逆に、ポジの場合は、光が当たったところだけを溶かして取り除くので、しっかり光を当てないと、4角形は狙った大きさよりも小さくなってしまう。こういう性質があるのだ。
ちなみに、光を当てすぎるとオーバー露光、光を当て足りないとアンダー露光という。

半導体の初期のころは、ネガしかなくて、微細加工が必要になるとポジがでてきて、ポジが主流になった。でも、その後いろいろ改善されて、今ではネガでも十分微細加工に使えるのではないだろうか。ただ10年前ぐらいの知識で止まっている人間としては、どうしてもポジのほうがネガより優れているという感覚はぬぐえない。でも、回路上の要求とプロセスステップ上どうしてもネガじゃないとできないとかいうのもあるから、一概には言えなかったけど。

ちょっと長くなったので次回に続く。次もダイ入りレジストとか、光源の波長との関係とか、Coaterの装置でやるプロセスの話をする。
posted by ピッコロ大魔王 at 10:29| Comment(3) | TrackBack(0) | Photolitho | このブログの読者になる | 更新情報をチェックする
この記事へのコメント
半導体フォトリソプロセス担当のものです。みなさんはプロセス条件を出す際に、パラーメーターが多いと思うのですが多変量解析はどのようにしてやりますか?JMP解析や、データ解析法など
なかなか使い方が難しいですね。初心者でもわかるような、それでいて実践的な参考書などがあったらぜひ教えていただきたいです。

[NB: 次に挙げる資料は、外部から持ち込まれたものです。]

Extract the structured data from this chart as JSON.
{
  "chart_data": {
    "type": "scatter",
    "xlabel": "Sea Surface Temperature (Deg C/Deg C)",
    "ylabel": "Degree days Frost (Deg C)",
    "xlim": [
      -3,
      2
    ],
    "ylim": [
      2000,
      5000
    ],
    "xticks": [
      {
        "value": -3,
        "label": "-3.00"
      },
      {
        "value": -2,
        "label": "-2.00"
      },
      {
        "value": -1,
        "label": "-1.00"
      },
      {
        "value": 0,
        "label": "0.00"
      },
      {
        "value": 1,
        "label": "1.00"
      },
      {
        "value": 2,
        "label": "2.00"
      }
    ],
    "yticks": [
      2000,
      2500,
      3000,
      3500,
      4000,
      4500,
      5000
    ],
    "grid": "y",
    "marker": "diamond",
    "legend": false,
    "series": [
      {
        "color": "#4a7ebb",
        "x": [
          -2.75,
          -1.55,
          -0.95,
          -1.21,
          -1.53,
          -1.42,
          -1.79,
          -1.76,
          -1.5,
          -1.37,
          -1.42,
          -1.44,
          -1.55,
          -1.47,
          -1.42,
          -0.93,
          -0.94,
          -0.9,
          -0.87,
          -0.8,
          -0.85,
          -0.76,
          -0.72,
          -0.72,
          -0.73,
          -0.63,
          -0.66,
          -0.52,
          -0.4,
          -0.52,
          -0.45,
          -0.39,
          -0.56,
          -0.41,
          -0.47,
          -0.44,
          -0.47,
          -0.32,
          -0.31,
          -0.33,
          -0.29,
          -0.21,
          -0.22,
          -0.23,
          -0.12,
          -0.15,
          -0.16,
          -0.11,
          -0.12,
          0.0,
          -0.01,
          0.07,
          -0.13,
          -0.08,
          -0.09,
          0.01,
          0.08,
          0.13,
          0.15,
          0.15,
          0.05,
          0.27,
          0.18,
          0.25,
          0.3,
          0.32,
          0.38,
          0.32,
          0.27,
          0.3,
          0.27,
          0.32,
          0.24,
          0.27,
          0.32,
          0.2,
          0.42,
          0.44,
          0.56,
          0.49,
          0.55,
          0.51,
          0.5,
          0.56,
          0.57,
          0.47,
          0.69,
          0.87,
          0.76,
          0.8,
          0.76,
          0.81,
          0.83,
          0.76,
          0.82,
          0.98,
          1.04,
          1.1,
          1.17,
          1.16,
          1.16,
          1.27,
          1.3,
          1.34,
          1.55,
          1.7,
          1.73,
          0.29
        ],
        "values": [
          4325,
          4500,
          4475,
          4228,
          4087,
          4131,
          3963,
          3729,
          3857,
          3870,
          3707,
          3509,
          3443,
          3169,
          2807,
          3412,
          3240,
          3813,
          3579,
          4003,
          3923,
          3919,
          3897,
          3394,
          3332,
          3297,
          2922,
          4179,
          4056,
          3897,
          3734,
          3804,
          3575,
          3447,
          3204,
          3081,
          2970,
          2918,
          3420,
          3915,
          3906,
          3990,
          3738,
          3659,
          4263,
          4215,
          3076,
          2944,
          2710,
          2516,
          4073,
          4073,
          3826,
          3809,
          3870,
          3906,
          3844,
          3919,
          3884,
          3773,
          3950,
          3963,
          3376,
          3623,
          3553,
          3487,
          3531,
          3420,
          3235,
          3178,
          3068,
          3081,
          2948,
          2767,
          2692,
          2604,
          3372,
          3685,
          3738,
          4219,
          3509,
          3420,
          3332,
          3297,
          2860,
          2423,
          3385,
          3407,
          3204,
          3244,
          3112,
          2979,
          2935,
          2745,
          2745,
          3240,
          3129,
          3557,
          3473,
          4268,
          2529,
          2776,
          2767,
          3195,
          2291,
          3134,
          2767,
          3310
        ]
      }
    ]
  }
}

Posted by ogo at 2004年07月29日 22:49
ogo様

返事が遅れてすみません。

プロセス条件の多変量解析は、いろいろやり方があるようですが、どうもこれといった参考書はないですねえ。よくQCだとかのセミナーをやっているようなところが、一般的な解析の教科書的なものを出していますが、そういったものを利用して、個々の工場で独自に考えているのではないでしょうか?

どなたか知っている人はいませんかねえ。
Posted by ピッコロ大魔王 at 2004年08月24日 11:17
ごぶさたしております。最近フォトリソでも液浸という技術でNAをあげて解像度を高める技術がでてきましたが、もともとこのアイデアはどこのステッパーメーカーが最初だったのでしょうか?
またレンズとウエハーの間に水を入れてNAをあげるという方法はレジストにも直接水が接するということなのでしょうか?